Banks Put a Big Fly in NK Ointment

The decision by state-run Chinese banks to halt dealings with certain North Korean financial entities is set to have a significant psychological and economic impact on Pyongyang.

On the 7th, Bank of China announced that it would close accounts held by Chosun Trade Bank (Foreign Trade Bank) and halt all financial transactions with it. Since then, other Chinese state banking entities including China Construction Bank have apparently ceased business dealings with North Korean financial entities as well.
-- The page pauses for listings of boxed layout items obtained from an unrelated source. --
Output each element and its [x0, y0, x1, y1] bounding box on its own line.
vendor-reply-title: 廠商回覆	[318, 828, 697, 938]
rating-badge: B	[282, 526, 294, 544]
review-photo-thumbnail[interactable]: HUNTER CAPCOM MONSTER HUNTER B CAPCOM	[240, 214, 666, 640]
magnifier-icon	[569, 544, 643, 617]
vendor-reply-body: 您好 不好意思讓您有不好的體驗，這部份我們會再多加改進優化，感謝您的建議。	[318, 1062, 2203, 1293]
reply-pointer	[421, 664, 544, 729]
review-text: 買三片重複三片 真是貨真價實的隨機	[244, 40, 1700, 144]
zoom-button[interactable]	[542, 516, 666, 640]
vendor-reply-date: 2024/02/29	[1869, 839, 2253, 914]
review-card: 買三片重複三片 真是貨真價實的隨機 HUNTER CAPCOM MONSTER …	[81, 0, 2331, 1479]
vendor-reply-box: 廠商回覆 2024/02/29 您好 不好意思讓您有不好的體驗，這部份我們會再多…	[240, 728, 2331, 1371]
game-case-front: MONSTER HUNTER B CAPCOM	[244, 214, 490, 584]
The banks did so in accordance with guidance handed down by the China Banking Regulatory Commission, and as such is actually a policy of the Chinese government.

The United States had been pushing hard for active Chinese participation in the implementation of financial sanctions since March, and yesterday the Department of State welcomed the action. Spokesperson Patrick Ventrell called the move an effort to implement sanctions. “We welcome steps that increase the sanctions,” he noted. “You know they (China) have a special relationship and a special influence, and we continue to urge them to use that influence to help get North Korea to make better decisions.

In the view of South Korea and the United States, Chinese state-run banks have long been a key lifeline for the Kim regime, providing a means for foreign currency-earning enterprises to perform financial transactions with international partners, and in this way to obtain hard currency funds to pass back to Pyongyang for use in both maintaining the ruling system and weapons development alike.

According to Choi Myung Hae of Samsung Economic Research Institute (SERI), “We can say that this is very symbolic because it means China is cooperating with unilateral U.S. sanctions. In particular, because it targets those banks where doubts have been raised over illegal transactions, which are the target of the U.S. sanctions rather than normal transactions, it looks like something aimed at North Korea’s ruling funds.”

“This case can shake the North Korean system; it only targets their ruling funds and is not related to livelihoods or reform, so for North Korea it is very aggravating,” he added.